Goldman Strategists Like 4-to-1 Odds on BOE Interest-Rate Cut
(Bloomberg) -- A Bank of England interest-rate cut next month looks like an attractive outside bet to strategists at Goldman Sachs Group Inc.
With a third national lockdown in the U.K. threatening to drag the economy into a double-dip recession, expectations are rising that the BOE will ease policy at its Feb. 4 meeting.
Most expect the support to come via faster or increased bond buying. Some see value in positioning for a reduction in the benchmark rate, which currently stands at 0.1%.
With less than two basis points of rate cuts priced into the overnight index swaps market for next month, Goldman analysts like the 4-to-1 payoff on a surprise move.
“The possibility of a 10-basis-points rate cut taking the bank rate to zero suggests positive risk-reward” in betting on lower OIS rates at the February meeting, strategists including George Cole wrote in a client note.
A cut next month isn’t their base case: Goldman forecasts more incentives for banks to lend under the Term Funding Scheme and a faster pace of bond purchases.
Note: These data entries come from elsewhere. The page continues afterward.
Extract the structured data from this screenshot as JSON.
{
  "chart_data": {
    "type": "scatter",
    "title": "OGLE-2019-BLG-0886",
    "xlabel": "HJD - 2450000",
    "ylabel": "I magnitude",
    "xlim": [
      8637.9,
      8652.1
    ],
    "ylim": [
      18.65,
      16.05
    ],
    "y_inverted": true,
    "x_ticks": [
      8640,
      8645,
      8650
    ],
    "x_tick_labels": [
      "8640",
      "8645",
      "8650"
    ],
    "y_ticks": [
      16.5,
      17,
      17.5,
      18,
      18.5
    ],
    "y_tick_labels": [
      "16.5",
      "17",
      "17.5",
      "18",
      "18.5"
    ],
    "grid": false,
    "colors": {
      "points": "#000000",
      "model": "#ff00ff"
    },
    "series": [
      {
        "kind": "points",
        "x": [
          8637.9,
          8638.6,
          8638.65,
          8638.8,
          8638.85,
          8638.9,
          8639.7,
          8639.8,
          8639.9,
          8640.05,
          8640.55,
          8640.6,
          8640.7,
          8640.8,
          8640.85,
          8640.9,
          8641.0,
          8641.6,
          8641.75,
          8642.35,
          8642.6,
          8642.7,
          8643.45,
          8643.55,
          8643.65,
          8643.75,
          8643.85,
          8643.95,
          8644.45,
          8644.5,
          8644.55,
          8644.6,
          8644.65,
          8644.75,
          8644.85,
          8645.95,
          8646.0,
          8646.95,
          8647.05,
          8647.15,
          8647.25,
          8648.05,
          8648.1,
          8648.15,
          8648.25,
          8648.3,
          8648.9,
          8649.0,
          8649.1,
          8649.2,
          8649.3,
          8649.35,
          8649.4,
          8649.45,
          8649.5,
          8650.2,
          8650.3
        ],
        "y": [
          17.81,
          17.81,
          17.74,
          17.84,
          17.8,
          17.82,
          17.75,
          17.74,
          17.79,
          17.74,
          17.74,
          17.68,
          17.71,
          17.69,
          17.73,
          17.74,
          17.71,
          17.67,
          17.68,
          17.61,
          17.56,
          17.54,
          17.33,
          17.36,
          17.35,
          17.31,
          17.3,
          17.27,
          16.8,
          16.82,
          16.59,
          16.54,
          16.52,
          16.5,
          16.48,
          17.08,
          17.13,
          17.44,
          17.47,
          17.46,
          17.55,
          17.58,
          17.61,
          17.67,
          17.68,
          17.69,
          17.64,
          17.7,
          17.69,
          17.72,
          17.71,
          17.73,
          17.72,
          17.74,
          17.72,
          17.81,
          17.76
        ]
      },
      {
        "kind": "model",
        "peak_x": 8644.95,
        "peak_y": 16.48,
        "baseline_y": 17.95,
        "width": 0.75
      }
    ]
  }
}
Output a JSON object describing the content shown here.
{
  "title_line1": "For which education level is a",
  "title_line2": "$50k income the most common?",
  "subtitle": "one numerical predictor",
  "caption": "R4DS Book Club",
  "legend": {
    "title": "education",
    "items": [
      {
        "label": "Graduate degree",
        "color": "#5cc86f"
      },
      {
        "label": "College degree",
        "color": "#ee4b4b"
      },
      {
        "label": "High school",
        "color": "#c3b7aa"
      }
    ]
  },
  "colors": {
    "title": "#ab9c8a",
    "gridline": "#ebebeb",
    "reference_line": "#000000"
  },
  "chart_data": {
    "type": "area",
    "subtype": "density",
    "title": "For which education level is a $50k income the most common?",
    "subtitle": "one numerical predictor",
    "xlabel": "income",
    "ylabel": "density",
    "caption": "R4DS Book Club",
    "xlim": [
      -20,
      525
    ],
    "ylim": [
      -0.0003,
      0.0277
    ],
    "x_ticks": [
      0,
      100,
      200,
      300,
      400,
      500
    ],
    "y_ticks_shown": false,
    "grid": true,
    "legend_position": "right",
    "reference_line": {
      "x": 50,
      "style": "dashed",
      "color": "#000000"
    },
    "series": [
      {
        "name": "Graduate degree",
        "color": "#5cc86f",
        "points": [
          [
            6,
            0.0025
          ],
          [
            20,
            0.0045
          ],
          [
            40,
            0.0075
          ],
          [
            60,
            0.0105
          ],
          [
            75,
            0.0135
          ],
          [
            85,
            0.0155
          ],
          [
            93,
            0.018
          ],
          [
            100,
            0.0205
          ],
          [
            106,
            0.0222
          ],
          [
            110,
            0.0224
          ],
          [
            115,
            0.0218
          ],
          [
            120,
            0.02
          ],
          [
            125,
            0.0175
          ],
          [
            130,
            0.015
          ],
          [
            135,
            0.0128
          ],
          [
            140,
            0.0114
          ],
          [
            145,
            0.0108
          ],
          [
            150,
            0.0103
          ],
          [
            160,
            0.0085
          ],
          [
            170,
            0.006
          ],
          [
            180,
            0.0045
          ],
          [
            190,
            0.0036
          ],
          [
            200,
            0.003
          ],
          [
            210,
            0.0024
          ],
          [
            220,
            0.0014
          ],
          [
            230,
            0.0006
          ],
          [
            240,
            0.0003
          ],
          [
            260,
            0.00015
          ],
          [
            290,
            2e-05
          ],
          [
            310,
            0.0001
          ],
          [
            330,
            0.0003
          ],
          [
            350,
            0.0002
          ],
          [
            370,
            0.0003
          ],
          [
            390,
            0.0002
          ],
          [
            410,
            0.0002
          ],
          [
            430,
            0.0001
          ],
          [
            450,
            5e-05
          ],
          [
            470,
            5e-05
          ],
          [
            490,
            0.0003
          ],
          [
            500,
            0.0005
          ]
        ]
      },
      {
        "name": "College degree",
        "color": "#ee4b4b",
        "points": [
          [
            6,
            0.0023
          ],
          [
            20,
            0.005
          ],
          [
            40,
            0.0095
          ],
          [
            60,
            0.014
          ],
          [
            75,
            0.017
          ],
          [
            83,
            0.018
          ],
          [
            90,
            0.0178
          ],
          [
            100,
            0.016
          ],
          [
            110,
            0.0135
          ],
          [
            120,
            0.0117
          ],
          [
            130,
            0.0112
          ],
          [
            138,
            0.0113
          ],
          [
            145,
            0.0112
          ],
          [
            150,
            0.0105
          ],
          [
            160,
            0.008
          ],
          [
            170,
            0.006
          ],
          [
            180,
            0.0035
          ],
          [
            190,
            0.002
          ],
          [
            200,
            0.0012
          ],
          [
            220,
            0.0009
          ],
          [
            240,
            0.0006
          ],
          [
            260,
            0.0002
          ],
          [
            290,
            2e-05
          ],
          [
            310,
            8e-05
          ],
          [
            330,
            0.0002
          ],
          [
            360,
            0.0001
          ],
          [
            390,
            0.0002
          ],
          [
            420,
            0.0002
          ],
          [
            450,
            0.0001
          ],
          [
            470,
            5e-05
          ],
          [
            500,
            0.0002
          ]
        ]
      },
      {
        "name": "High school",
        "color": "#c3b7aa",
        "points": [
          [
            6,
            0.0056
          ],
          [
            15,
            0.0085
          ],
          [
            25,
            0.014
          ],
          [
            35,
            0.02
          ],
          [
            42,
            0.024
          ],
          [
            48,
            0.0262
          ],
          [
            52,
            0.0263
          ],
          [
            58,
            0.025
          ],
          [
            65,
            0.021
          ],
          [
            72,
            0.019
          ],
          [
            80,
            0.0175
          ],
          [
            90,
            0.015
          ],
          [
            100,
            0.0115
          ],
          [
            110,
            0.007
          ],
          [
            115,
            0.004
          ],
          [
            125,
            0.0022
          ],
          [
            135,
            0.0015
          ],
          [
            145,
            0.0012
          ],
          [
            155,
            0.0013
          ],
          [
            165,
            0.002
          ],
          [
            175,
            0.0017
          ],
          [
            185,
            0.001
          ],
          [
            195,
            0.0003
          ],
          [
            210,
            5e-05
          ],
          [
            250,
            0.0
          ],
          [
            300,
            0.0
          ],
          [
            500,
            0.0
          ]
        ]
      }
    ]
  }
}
Even so, the U.K. yield curve is likely to steepen and front-end rates to remain supported, since the central bank is due to release further research on the possibility of a sub-zero benchmark, Cole wrote.
BOE policy maker Silvana Tenreyro is giving a speech on Monday titled “Let’s Talk About Negative Interest Rates.” In September, she said other countries’ experience of the policy was “encouraging.”
Some banks expect a cut below zero to come as soon as next month, with strategists at RBC Europe Ltd. betting on a 15-basis-point rate cut in February.
“Although increased fiscal support has weakened the case for a quick rate cut, the U.K. has still been one of the countries worst affected by the pandemic, and combined with the negative effects of Brexit, it means we continue to expect that the bank will ultimately be forced to take rates negative,” analysts including Peter Schaffrik said in a note Monday, reiterating a long-held view.